06 décembre 2014

L'effrayante orientation client d'Amazon

Je me suis posté cette semaine devant l’entrée de cet immeuble à New York et j’y ai trouvé le thème de mon billet. Le «7 west 34th Street» est un immeuble à l’ombre de l’Empire State Building, acquis par Amazon pour y faire –peut-être- un magasin. A l'annonce de cette acquisition, la toile s'est enflammée et on voyait déjà l'ouverture d'une boutique pour Noël, ce qui ne sera pas le cas vraisemblablement. Mais j’ai trouvé le sujet d’autant plus amusant que j’avais écrit il y a plus d'un an un billet « poisson d’avril » sur l’ouverture d’une boutique Amazon à Paris.

Dans son édition du 20 novembre, le magazine français Challenges consacrait sa une et un dossier très complet au géant de l’ecommerce, intitulé «Amazon ose tout. Sans scrupules, sans limites.». Je dois dire que lire ce dossier dans l’avion d’aller pour la cité américaine m’a donné des idées et m’a permis, grâce à mes rencontres et discussions avec des américains, de le mettre en perspective.

Une taille impressionnante
On qualifie communément Amazon de "géant" du web, il faut dire que son chiffre d'affaires à de quoi impressionner. Avec ses 74 milliards de dollars, il représente l'équivalent de Carrefour + Auchan + Super U en France. De même, passer à côté de l'entrepôt d'Amazon à Douai, grand comme 13 terrains de football, provoque en nous une espèce de vertige. Parfois je me demande si nous n'avons pas peur de ces grandes tailles, des gros chiffres, de tout ce côté "bigger than life".

Une vision terriblement stable
Pour ceux d'entre vous qui travaillent dans la même entreprise depuis plus de 10 ans (comme 21.4% des salariés), vous savez de quoi je parle. Combien ont connu des virages stratégiques, des nouvelles visions ou autres discours incohérents des dirigeants ? On reproche souvent à Amazon son inflexibilité sur la stratégie, notamment vis-à-vis de la bourse. A la question du journaliste de Challenges à propos de son manque d'attention envers Wall Street, il répond "Il faut relire notre lettre aux actionnaires de 1997, qui définit notre démarche". Il se moque des profits et gagne des parts de marché, il avance et impose sa vision sur le long terme. "Beaucoup (d'entreprises) sont obsédées par le court terme, leur dernier trimestre" comme le souligne Jeff Bezos.
La stabilité, le courage de maintenir un cap, sont des atouts considérables et une condition de réussite.
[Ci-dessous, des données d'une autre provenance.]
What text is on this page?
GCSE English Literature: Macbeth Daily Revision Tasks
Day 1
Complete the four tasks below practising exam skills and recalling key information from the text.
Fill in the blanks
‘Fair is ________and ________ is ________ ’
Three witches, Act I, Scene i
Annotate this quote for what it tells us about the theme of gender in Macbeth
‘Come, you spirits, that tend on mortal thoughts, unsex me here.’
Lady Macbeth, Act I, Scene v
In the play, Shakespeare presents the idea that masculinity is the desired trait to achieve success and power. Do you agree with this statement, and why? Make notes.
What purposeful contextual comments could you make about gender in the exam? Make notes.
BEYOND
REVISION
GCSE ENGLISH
Des innovations affolantes
En dehors des effets d'annonce sur des innovations plaisantes (la livraison par drone), il y a le fameux bouton SOS (Mayday button) -sur lequel j'ai écrit un billet l'an passé- et qui permet d'accéder à une assistance video en moins de 15 secondes 24 heures sur 24 et 7 jours sur 7, ou encore Amazon Dash, la télécommande pour faire ses courses depuis chez soi en scannant les produits.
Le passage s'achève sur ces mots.